Por fim, Jesus resiste à tentação do domínio político sacrificando todos os valores pelos quais se fez homem: a verdade da criação, o amor incondicional de Deus pelas suas criaturas, a justiça, a misericórdia, o perdão, o serviço e a fidelidade até ao dom da vida, fidelidade essa que lhe custaria a vida, como veremos ao longo de toda a sua vida pública, que nesta Quaresma queremos tornar presente nas nossas leituras, reflexões, celebrações e propostas de seguimento no tempo actual. Por isso Jesus reafirma que só a Deus devemos adorar e prestar culto.
E nós, pessoalmente, nas nossas famílias, nas escolas, na sociedade, nas empresas, na economia, na política, que valores transcendentes proclamamos e procuramos implementar?
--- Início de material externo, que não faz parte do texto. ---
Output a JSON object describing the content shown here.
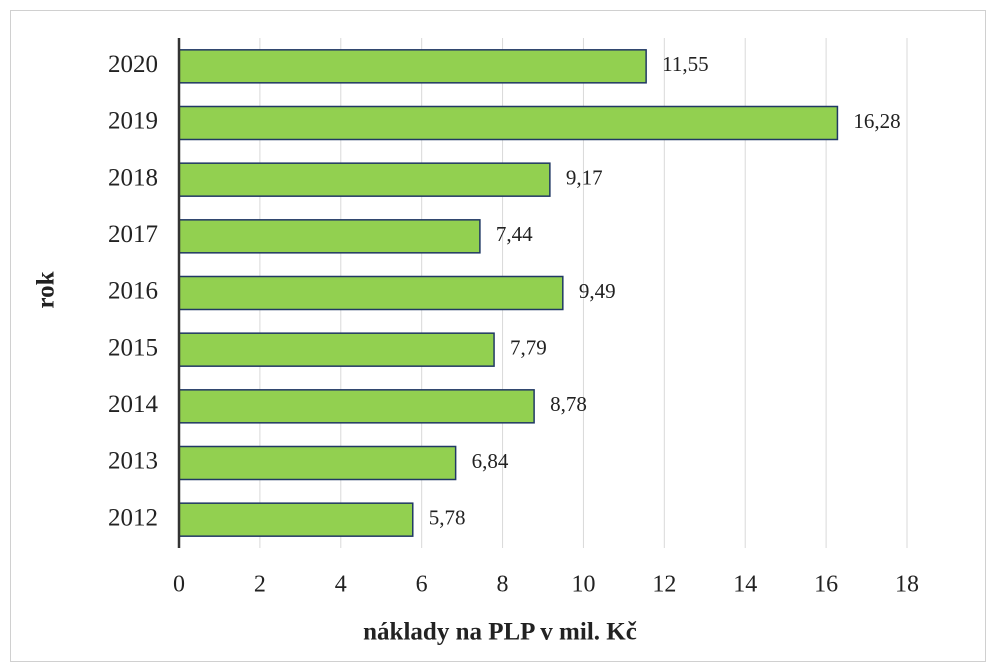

A mentira, a injustiça, a corrupção, a doutrina maquiavélica de que os fins justificam os meios, por mais falsos e injustos que sejam, parecem reinar nos projectos pessoais, familiares, comunitários, culturais, laborais, empresariais, financeiros e políticos, a nível de Portugal, da Europa e das relações intercontinentais.
Perante esta leitura actualizada da Bíblia, sobretudo do trecho que é proclamado nas missas do primeiro domingo da Quaresma sentimos a força e actualidade profética destes escritos antigos. Ao constatar a força das tentações e obstáculos que sente quem deseja ter um projecto de vida de acordo com o proposto pela Bíblia e vivido por Jesus, constatamos a nossa debilidade e fragilidade. Mas, ao mesmo tempo, vemos que é possível. Não apenas porque Jesus o viveu, mas muitos depois dele também, fascinados por Ele e confiantes no poder de Deus através da sua Palavra, do apoio da comunidade crente na Igreja, da oração e da própria vida orientada para o serviço, o amor, a ajuda a quem precisa do nosso testemunho de fé, de confiança, de alegria, de generosidade, de compromisso com a verdade, a justiça, a solidariedade. Faz-nos bem reler, tentar compreender, meditar e aplicar estes textos sagrados. Façamo-lo de modo especial durante esta Quaresma.